Prep Time 15 minutes
Cook Time 45 minutes
Total Time 1 hour
Servings 4 servings
Calories 300 kcal

Ingredients
  

  • 1 ½ cups dried green or brown lentils rinsed
  • 1 tablespoon olive oil
  • 1 large onion diced
  • 3 garlic cloves minced
  • 2 carrots sliced
  • 2 celery stalks chopped
  • 1 ½ cups diced tomatoes fresh or canned
  • 4 cups vegetable broth
  • 1 teaspoon thyme
  • ½ teaspoon cumin
  • ½ teaspoon smoked paprika
  • Salt and black pepper to taste
  • Juice of ½ lemon optional for brightness
  • 2 tablespoons fresh parsley chopped

Instructions
 

  • Heat olive oil in a large pot over medium heat. Add onion and sauté until golden and aromatic, about 5 minutes.
  • Add garlic, carrots, and celery. Stir for 5 minutes until veggies soften and your kitchen smells like cozy intentions.
  • Add lentils, diced tomatoes, broth, thyme, cumin, paprika, salt, and pepper. Stir like you mean it.
  • Bring to a boil, then reduce to a simmer.
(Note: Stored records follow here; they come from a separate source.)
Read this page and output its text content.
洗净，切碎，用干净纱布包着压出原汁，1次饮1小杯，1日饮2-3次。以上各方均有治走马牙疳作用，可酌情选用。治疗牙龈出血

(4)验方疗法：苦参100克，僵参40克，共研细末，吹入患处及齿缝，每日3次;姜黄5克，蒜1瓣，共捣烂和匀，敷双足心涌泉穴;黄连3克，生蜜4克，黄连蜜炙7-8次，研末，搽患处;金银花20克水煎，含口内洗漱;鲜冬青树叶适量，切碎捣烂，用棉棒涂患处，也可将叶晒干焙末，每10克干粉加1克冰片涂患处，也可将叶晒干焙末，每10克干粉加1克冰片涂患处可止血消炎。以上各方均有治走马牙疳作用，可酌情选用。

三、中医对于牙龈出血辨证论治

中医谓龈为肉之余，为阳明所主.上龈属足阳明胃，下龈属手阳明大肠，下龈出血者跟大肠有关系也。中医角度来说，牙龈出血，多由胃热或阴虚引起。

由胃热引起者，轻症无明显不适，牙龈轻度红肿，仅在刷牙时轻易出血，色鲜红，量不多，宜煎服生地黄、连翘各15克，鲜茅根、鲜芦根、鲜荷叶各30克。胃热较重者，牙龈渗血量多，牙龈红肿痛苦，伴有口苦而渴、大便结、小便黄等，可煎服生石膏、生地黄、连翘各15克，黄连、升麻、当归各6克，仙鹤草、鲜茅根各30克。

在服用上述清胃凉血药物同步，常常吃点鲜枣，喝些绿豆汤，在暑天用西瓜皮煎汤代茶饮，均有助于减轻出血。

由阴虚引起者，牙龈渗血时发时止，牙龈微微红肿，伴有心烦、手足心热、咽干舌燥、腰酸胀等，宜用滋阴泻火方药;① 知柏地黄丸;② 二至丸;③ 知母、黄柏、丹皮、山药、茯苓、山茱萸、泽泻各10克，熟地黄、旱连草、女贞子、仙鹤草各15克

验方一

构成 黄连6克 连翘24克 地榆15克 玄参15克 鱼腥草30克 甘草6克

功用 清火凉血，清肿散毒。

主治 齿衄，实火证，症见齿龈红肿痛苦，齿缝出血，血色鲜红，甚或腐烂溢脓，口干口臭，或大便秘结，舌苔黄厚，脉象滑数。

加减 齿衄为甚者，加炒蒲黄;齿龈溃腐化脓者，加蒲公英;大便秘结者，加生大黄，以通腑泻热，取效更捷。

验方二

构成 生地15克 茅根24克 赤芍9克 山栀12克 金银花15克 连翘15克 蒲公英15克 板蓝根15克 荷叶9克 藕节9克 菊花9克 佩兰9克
Cover and cook for 40–45 minutes until lentils are tender and stew thickens.
  • Add lemon juice for a bright finish, then garnish with parsley.
  • Serve hot with bread or over rice, pretending you’re in a cozy European café.

Notes

Nutritional Values (Per Serving)

  • Calories: 300
  • Total Fat: 4.2 g
  • Saturated Fat: 0.6 g
  • Carbohydrates: 47 g
  • Fiber: 15 g
  • Protein: 17 g

Vitamins and Minerals (Per Serving)

  • Iron: 28%
  • Folate: 34%
  • Vitamin A: 40%
  • Vitamin C: 18%
  • Magnesium: 21%

Additional Notes / Tips

  • Add a handful of spinach near the end for extra color and nutrients.
  • Want creaminess? Stir in coconut milk for a richer texture.
  • Add chili flakes if your personality—and taste buds—lean spicy.
  • Store leftovers up to 4 days; the flavors bloom overnight.
  • Serve with vegan garlic bread and that smug “I eat plants” smile.